Serieuze humor
De bezoekers van het In voor zorg-congres gisteren – en dat waren er heel veel – werden getrakteerd op een paar prachtige feelgood movies. Het congres ging over de transitie in de langdurige zorg. We zagen een jonge man die ontspoord was, maar die door gerichte hulp weer huisvesting en werk had. We zagen een oude, dementerende vrouw die dankzij naadloze samenwerking tussen mantelzorgers en zorgaanbieders thuis kon blijven wonen.
Een van de sprekers was de Apeldoornse wethouder Paul Blokhuis. Hij zei optimistisch te zijn over de slagingskans van het voorgenomen overheidsbeleid voor de langdurige zorg, maar zich zorgen te maken over het tempo. De gemeenten moeten de tijd krijgen om zich te profileren als serieuze gesprekspartners voor de zorgaanbieders en de zorgverzekeraars. En ze moeten de tijd krijgen om hun cliënten een beleids- en cultuurverandering uit te leggen op een moment dat nog onduidelijk is hoe de hiervoor bedoelde wetgeving precies gaat uitpakken.

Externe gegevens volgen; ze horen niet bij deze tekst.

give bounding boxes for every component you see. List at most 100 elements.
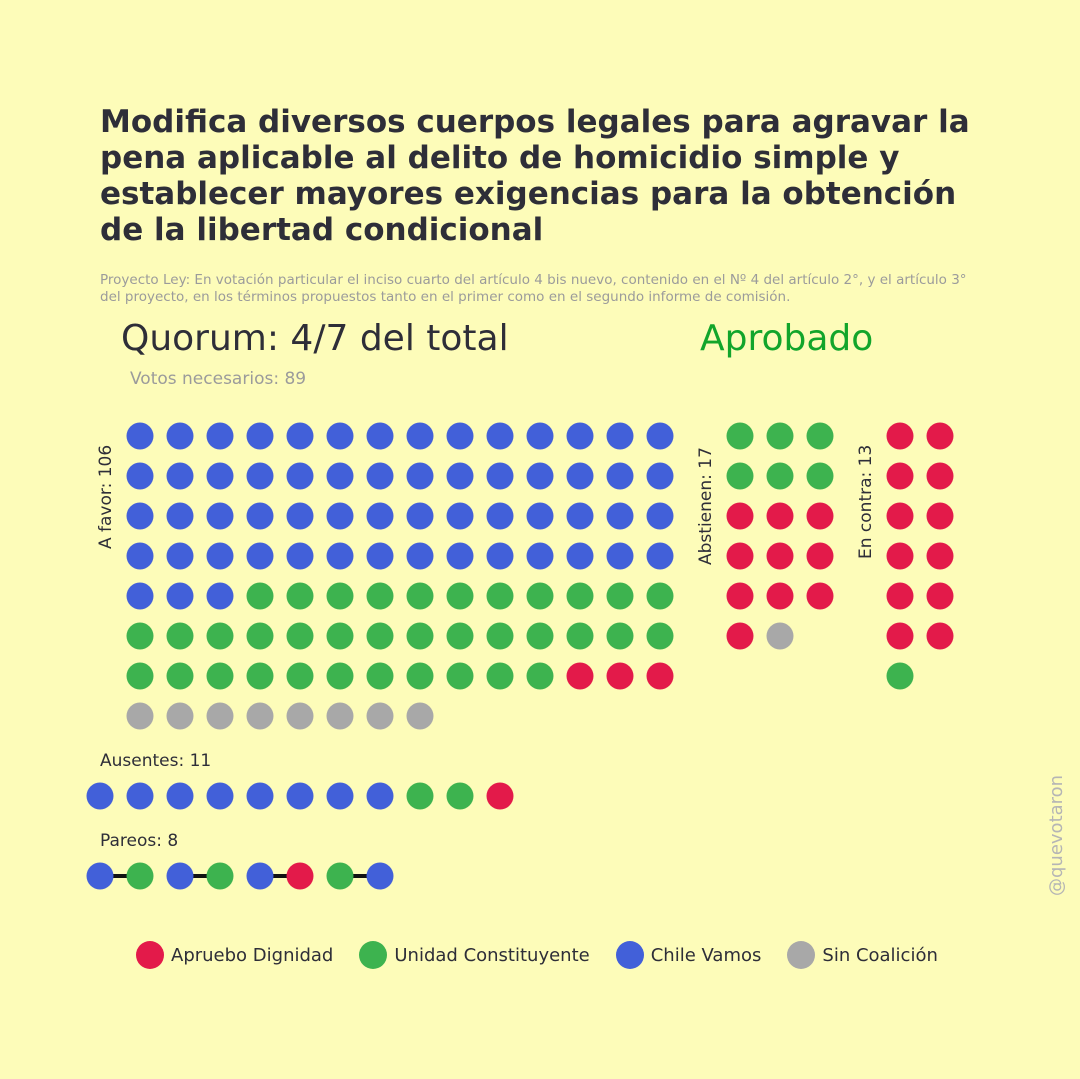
favor-vote-dot xyxy=(486,582,514,610)
contra-vote-dot xyxy=(886,622,914,650)
favor-vote-dot xyxy=(246,702,274,730)
favor-vote-dot xyxy=(366,502,394,530)
needed-votes-label: Votos necesarios: 89 xyxy=(130,369,307,389)
favor-vote-dot xyxy=(526,462,554,490)
favor-vote-dot xyxy=(166,502,194,530)
favor-vote-dot xyxy=(126,702,154,730)
favor-vote-dot xyxy=(646,542,674,570)
contra-vote-dot xyxy=(886,422,914,450)
legend-swatch xyxy=(359,941,388,969)
pair-vote-dot xyxy=(166,862,194,890)
favor-vote-dot xyxy=(166,622,194,650)
favor-vote-dot xyxy=(446,502,474,530)
favor-vote-dot xyxy=(286,662,314,690)
favor-vote-dot xyxy=(566,462,594,490)
favor-vote-dot xyxy=(606,622,634,650)
favor-vote-dot xyxy=(326,582,354,610)
abst-vote-dot xyxy=(766,582,794,610)
favor-vote-dot xyxy=(646,622,674,650)
favor-vote-dot xyxy=(406,542,434,570)
favor-vote-dot xyxy=(326,422,354,450)
favor-vote-dot xyxy=(366,582,394,610)
favor-vote-dot xyxy=(126,502,154,530)
favor-vote-dot xyxy=(366,622,394,650)
favor-vote-dot xyxy=(286,502,314,530)
favor-vote-dot xyxy=(286,702,314,730)
contra-vote-dot xyxy=(926,542,954,570)
favor-vote-dot xyxy=(206,702,234,730)
favor-vote-dot xyxy=(566,502,594,530)
favor-vote-dot xyxy=(446,582,474,610)
contra-vote-dot xyxy=(886,662,914,690)
legend-label: Chile Vamos xyxy=(650,944,762,966)
favor-vote-dot xyxy=(406,462,434,490)
contra-vote-dot xyxy=(926,622,954,650)
favor-vote-dot xyxy=(526,582,554,610)
legend-label: Unidad Constituyente xyxy=(394,944,590,966)
ausentes-vote-dot xyxy=(486,782,514,810)
result-label: Aprobado xyxy=(700,318,874,359)
pair-vote-dot xyxy=(286,862,314,890)
abst-vote-dot xyxy=(806,422,834,450)
legend-swatch xyxy=(615,941,644,969)
favor-vote-dot xyxy=(126,622,154,650)
favor-vote-dot xyxy=(486,662,514,690)
favor-vote-dot xyxy=(166,422,194,450)
favor-vote-dot xyxy=(326,502,354,530)
favor-vote-dot xyxy=(206,542,234,570)
abst-vote-dot xyxy=(766,422,794,450)
favor-vote-dot xyxy=(246,662,274,690)
favor-vote-dot xyxy=(566,662,594,690)
favor-vote-dot xyxy=(166,702,194,730)
pair-vote-dot xyxy=(206,862,234,890)
pair-vote-dot xyxy=(126,862,154,890)
ausentes-vote-dot xyxy=(406,782,434,810)
favor-vote-dot xyxy=(526,662,554,690)
favor-vote-dot xyxy=(366,422,394,450)
quorum-label: Quorum: 4/7 del total xyxy=(121,318,509,359)
favor-vote-dot xyxy=(126,662,154,690)
abst-vote-dot xyxy=(806,502,834,530)
favor-vote-dot xyxy=(446,662,474,690)
favor-vote-dot xyxy=(326,662,354,690)
favor-vote-dot xyxy=(366,662,394,690)
favor-vote-dot xyxy=(126,462,154,490)
favor-vote-dot xyxy=(326,462,354,490)
contra-vote-dot xyxy=(926,582,954,610)
favor-vote-dot xyxy=(646,422,674,450)
favor-vote-dot xyxy=(126,582,154,610)
favor-vote-dot xyxy=(166,542,194,570)
favor-vote-dot xyxy=(366,542,394,570)
favor-vote-dot xyxy=(606,462,634,490)
page-subtitle: Proyecto Ley: En votación particular el … xyxy=(100,272,967,305)
favor-vote-dot xyxy=(206,662,234,690)
favor-vote-dot xyxy=(206,582,234,610)
pair-vote-dot xyxy=(366,862,394,890)
favor-vote-dot xyxy=(606,422,634,450)
favor-vote-dot xyxy=(646,662,674,690)
legend-label: Apruebo Dignidad xyxy=(171,944,334,966)
favor-vote-dot xyxy=(366,702,394,730)
favor-vote-dot xyxy=(366,462,394,490)
contra-vote-dot xyxy=(926,462,954,490)
abst-vote-dot xyxy=(726,502,754,530)
contra-vote-dot xyxy=(886,502,914,530)
abst-vote-dot xyxy=(766,542,794,570)
abst-vote-dot xyxy=(806,542,834,570)
favor-vote-dot xyxy=(646,582,674,610)
favor-vote-dot xyxy=(166,462,194,490)
abst-vote-dot xyxy=(726,462,754,490)
legend-item-unidad: Unidad Constituyente xyxy=(359,941,590,969)
favor-vote-dot xyxy=(246,502,274,530)
legend-swatch xyxy=(136,941,164,969)
favor-vote-dot xyxy=(286,542,314,570)
favor-vote-dot xyxy=(606,542,634,570)
favor-vote-dot xyxy=(326,622,354,650)
favor-vote-dot xyxy=(646,462,674,490)
favor-vote-dot xyxy=(246,462,274,490)
pairs-label: Pareos: 8 xyxy=(100,831,179,851)
favor-vote-dot xyxy=(406,502,434,530)
favor-vote-dot xyxy=(406,422,434,450)
favor-vote-dot xyxy=(486,622,514,650)
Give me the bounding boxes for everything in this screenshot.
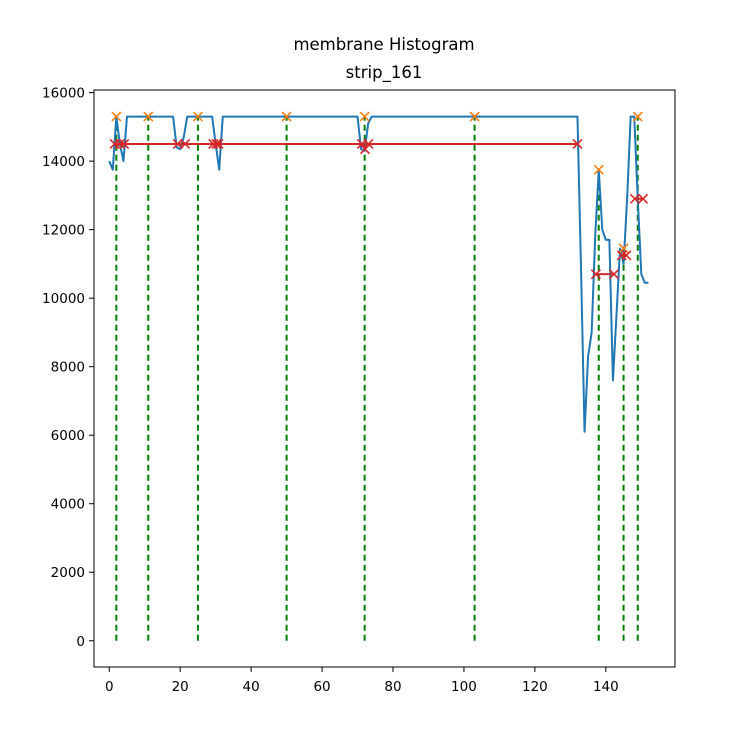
- y-tick-label: 2000: [51, 565, 85, 581]
- chart-title-line-2: strip_161: [346, 63, 423, 83]
- boundary-marker: [616, 250, 627, 261]
- boundary-marker: [114, 138, 125, 150]
- peak-marker: [469, 111, 480, 122]
- boundary-marker: [180, 138, 191, 150]
- x-tick-label: 140: [593, 679, 619, 695]
- peak-marker: [192, 111, 203, 122]
- y-tick-label: 8000: [51, 360, 85, 376]
- y-tick-label: 6000: [51, 428, 85, 444]
- peak-marker: [281, 111, 292, 122]
- boundary-marker: [172, 138, 183, 150]
- boundary-marker: [359, 144, 371, 155]
- boundary-marker: [363, 138, 374, 150]
- peak-marker: [593, 164, 604, 175]
- boundary-marker: [608, 269, 620, 280]
- y-tick-label: 14000: [42, 154, 85, 170]
- plot-frame: [93, 89, 676, 668]
- boundary-marker: [621, 250, 632, 261]
- boundary-marker: [119, 138, 130, 150]
- boundary-marker: [213, 138, 224, 150]
- boundary-marker: [629, 193, 640, 204]
- boundary-marker: [590, 269, 601, 280]
- x-tick-label: 0: [105, 679, 114, 695]
- axes: 0 20 40 60 80 100 120 140 0 2000 4000 6000 8000 10000…: [42, 86, 619, 695]
- chart-title-line-1: membrane Histogram: [293, 35, 474, 54]
- plot-area: [108, 111, 649, 641]
- x-tick-label: 80: [384, 679, 401, 695]
- boundary-marker: [572, 138, 583, 150]
- profile-line: [108, 115, 649, 433]
- y-tick-label: 10000: [42, 291, 85, 307]
- x-tick-label: 20: [172, 679, 189, 695]
- peak-marker: [632, 111, 643, 122]
- y-tick-label: 4000: [51, 497, 85, 513]
- peak-marker: [359, 111, 370, 122]
- y-tick-label: 12000: [42, 223, 85, 239]
- x-tick-label: 100: [451, 679, 477, 695]
- y-tick-label: 0: [76, 634, 85, 650]
- peak-marker: [111, 111, 122, 122]
- y-tick-label: 16000: [42, 86, 85, 102]
- x-tick-label: 60: [313, 679, 330, 695]
- boundary-marker: [211, 138, 222, 150]
- x-tick-label: 120: [522, 679, 548, 695]
- peak-marker: [143, 111, 154, 122]
- x-tick-label: 40: [243, 679, 260, 695]
- boundary-marker: [638, 193, 649, 204]
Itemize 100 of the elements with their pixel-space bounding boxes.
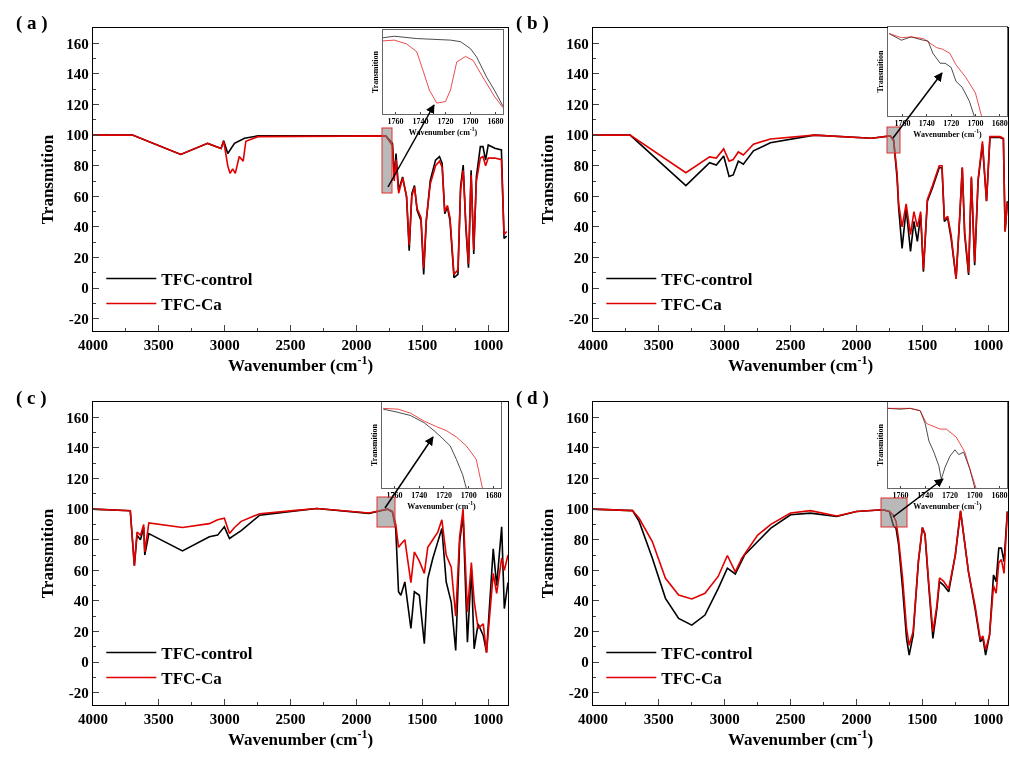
x-tick-label: 1000 [473,337,504,354]
x-tick-label: 1500 [907,711,938,728]
y-tick-label: 100 [66,127,89,144]
y-axis-title: Transmition [370,50,380,94]
x-tick-label: 1740 [918,119,935,129]
y-tick-label: -20 [68,311,89,328]
chart-title: ( d ) [516,386,549,409]
x-tick-label: 3500 [143,711,174,728]
x-tick-label: 1680 [991,119,1008,129]
x-tick-label: 1680 [487,117,504,127]
y-tick-label: 0 [81,280,89,297]
x-tick-label: 2000 [841,711,872,728]
x-tick-label: 2500 [775,337,806,354]
y-tick-label: 60 [73,562,89,579]
y-tick-label: 140 [66,440,89,457]
x-tick-label: 1000 [473,711,504,728]
x-tick-label: 3500 [643,337,674,354]
y-tick-label: 80 [73,531,89,548]
y-tick-label: 160 [566,35,589,52]
x-tick-label: 1700 [460,491,477,501]
x-axis-title: Wavenumber (cm$^{-1}$) [227,727,374,750]
y-tick-label: 0 [81,654,89,671]
x-tick-label: 3000 [709,337,740,354]
y-tick-label: 160 [566,409,589,426]
legend-label: TFC-Ca [161,295,223,315]
x-tick-label: 1700 [462,117,479,127]
y-tick-label: 20 [573,249,589,266]
y-axis-title: Transmition [537,508,557,599]
y-tick-label: 80 [73,157,89,174]
x-tick-label: 1000 [973,337,1004,354]
x-tick-label: 1500 [907,337,938,354]
x-axis-title: Wavenumber (cm$^{-1}$) [913,500,982,511]
y-tick-label: -20 [68,685,89,702]
y-tick-label: 0 [581,654,589,671]
y-tick-label: 60 [73,188,89,205]
y-tick-label: 0 [581,280,589,297]
x-tick-label: 1700 [967,119,984,129]
y-axis-title: Transmition [537,134,557,225]
y-tick-label: 40 [73,593,89,610]
chart-title: ( a ) [16,11,48,34]
x-tick-label: 2000 [841,337,872,354]
y-tick-label: 120 [66,470,89,487]
chart-title: ( c ) [16,386,47,409]
y-tick-label: 120 [566,96,589,113]
y-tick-label: 160 [66,409,89,426]
x-tick-label: 1720 [435,491,452,501]
y-tick-label: 140 [66,66,89,83]
y-tick-label: 40 [573,593,589,610]
y-tick-label: 40 [73,219,89,236]
x-tick-label: 1500 [407,711,438,728]
x-tick-label: 1680 [485,491,502,501]
y-tick-label: 40 [573,219,589,236]
x-tick-label: 1720 [437,117,454,127]
x-tick-label: 1500 [407,337,438,354]
y-tick-label: 160 [66,35,89,52]
x-tick-label: 2500 [275,711,306,728]
y-tick-label: 100 [566,127,589,144]
legend-label: TFC-Ca [661,295,723,315]
y-tick-label: 140 [566,440,589,457]
x-tick-label: 1680 [991,491,1008,501]
x-axis-title: Wavenumber (cm$^{-1}$) [727,727,874,750]
y-tick-label: 60 [573,562,589,579]
y-axis-title: Transmition [37,508,57,599]
x-tick-label: 1720 [943,119,960,129]
legend-label: TFC-control [661,270,753,290]
y-tick-label: 100 [66,501,89,518]
legend-label: TFC-control [161,270,253,290]
x-axis-title: Wavenumber (cm$^{-1}$) [913,128,982,139]
legend-label: TFC-control [161,644,253,664]
x-tick-label: 1000 [973,711,1004,728]
y-tick-label: 20 [73,249,89,266]
y-tick-label: -20 [568,685,589,702]
y-axis-title: Transmition [37,134,57,225]
x-tick-label: 1700 [966,491,983,501]
y-tick-label: 80 [573,157,589,174]
y-tick-label: 20 [573,623,589,640]
x-axis-title: Wavenumber (cm$^{-1}$) [407,500,476,511]
y-tick-label: 140 [566,66,589,83]
x-tick-label: 2000 [341,711,372,728]
x-tick-label: 1740 [411,491,428,501]
y-tick-label: 120 [66,96,89,113]
y-tick-label: 100 [566,501,589,518]
x-tick-label: 1760 [387,117,404,127]
x-tick-label: 3000 [209,711,240,728]
y-tick-label: -20 [568,311,589,328]
x-tick-label: 3500 [143,337,174,354]
x-tick-label: 2000 [341,337,372,354]
y-axis-title: Transmition [369,423,379,467]
x-tick-label: 4000 [78,711,108,728]
x-tick-label: 3500 [643,711,674,728]
legend-label: TFC-Ca [661,669,723,689]
x-tick-label: 2500 [275,337,306,354]
x-axis-title: Wavenumber (cm$^{-1}$) [227,353,374,376]
chart-title: ( b ) [516,11,549,34]
y-tick-label: 120 [566,470,589,487]
y-tick-label: 20 [73,623,89,640]
legend-label: TFC-Ca [161,669,223,689]
y-tick-label: 60 [573,188,589,205]
x-tick-label: 4000 [578,711,608,728]
x-tick-label: 2500 [775,711,806,728]
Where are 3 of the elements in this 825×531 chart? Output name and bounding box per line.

Blokhuis vertelde dat zijn gemeente de moeite nam om met alle cliënten in gesprek te gaan over die op handen zijnde verandering, maar hij voegde eraan toe dat het enorm zou helpen als de overheid met een publiekscampagne kwam over het onderwerp. Dagvoorzitter Lennart Booij legde uit dat dit wettelijk nog niet toegestaan is voor wetgeving die nog onder constructie is. “Nou, dan zou ik die wet als eerste veranderen”, grapte Blokhuis daarop. Maar de serieuze ondertoon van zijn grap was duidelijk.